The contributions of Paul Romer and William Nordhaus are methodological, providing us with fundamental insights into the causes and consequences of technological innovation and climate change. This year’s Laureates do not deliver conclusive answers, but their findings have brought us considerably closer to answering the question of how we can achieve sustained and sustainable global economic growth.
Since the first seeds of life arose around 3.7 billion years ago, almost every crevice on Earth has filled with different organisms. Life has spread to hot springs, deep oceans and dry deserts, all because evolution has solved a number of chemical problems. Life’s chemical tools – proteins – have been optimised, changed and renewed, creating incredible diversity.
This year’s Nobel Laureates in Chemistry have been inspired by the power of evolution and used the same principles – genetic change and selection – to develop proteins that solve mankind’s chemical problems.
One half of this year’s Nobel Prize in Chemistry is awarded to Frances H. Arnold. In 1993, she conducted the first directed evolution of enzymes, which are proteins that catalyse chemical reactions. Since then, she has refined the methods that are now routinely used to develop new catalysts.
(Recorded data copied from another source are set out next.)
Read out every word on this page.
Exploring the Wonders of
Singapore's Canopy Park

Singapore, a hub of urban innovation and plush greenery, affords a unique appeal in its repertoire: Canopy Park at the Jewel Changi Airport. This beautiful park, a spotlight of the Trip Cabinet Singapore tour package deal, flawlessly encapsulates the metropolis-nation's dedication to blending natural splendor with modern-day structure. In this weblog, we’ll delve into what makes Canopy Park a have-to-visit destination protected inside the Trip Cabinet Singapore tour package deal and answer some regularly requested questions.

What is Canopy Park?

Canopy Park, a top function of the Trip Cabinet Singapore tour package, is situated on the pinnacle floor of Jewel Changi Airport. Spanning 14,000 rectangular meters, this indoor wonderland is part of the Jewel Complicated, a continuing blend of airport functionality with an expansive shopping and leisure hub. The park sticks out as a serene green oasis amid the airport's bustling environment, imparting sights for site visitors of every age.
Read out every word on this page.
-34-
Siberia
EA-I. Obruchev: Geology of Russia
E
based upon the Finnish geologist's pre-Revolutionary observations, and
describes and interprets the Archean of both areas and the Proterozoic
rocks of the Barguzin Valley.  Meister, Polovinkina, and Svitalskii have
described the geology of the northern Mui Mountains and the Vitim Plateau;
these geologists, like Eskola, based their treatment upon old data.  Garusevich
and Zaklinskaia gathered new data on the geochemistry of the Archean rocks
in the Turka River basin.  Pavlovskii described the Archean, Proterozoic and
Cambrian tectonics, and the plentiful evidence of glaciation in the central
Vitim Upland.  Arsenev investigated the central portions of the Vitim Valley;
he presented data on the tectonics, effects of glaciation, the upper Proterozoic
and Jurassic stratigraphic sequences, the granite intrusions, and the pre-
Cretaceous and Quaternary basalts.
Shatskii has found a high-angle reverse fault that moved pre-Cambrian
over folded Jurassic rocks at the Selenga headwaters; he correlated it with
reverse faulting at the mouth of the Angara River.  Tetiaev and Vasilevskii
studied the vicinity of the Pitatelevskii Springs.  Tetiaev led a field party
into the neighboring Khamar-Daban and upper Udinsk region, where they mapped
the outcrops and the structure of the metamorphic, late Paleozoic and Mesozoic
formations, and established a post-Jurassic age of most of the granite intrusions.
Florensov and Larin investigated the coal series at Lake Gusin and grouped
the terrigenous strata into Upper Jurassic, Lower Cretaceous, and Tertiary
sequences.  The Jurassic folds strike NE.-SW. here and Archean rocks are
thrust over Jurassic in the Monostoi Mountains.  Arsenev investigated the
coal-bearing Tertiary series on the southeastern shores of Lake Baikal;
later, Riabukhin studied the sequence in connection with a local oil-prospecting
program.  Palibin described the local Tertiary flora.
The uses of Frances Arnold’s enzymes include more environmentally friendly manufacturing of chemical substances, such as pharmaceuticals, and the production of renewable fuels for a greener transport sector.
The other half of this year’s Nobel Prize in Chemistry is shared by George P. Smith and Sir Gregory P. Winter. In 1985, George Smith developed an elegant method known as phage display, where a bacteriophage – a virus that infects bacteria – can be used to evolve new proteins. Gregory Winter used phage display for the directed evolution of antibodies, with the aim of producing new pharmaceuticals. The first one based on this method, adalimumab, was approved in 2002 and is used for rheumatoid arthritis, psoriasis and inflammatory bowel diseases. Since then, phage display has produced anti-bodies that can neutralise toxins, counteract autoimmune diseases and cure metastatic cancer.
We are in the early days of directed evolution’s revolution which, in many different ways, is bringing and will bring the greatest benefit to humankind.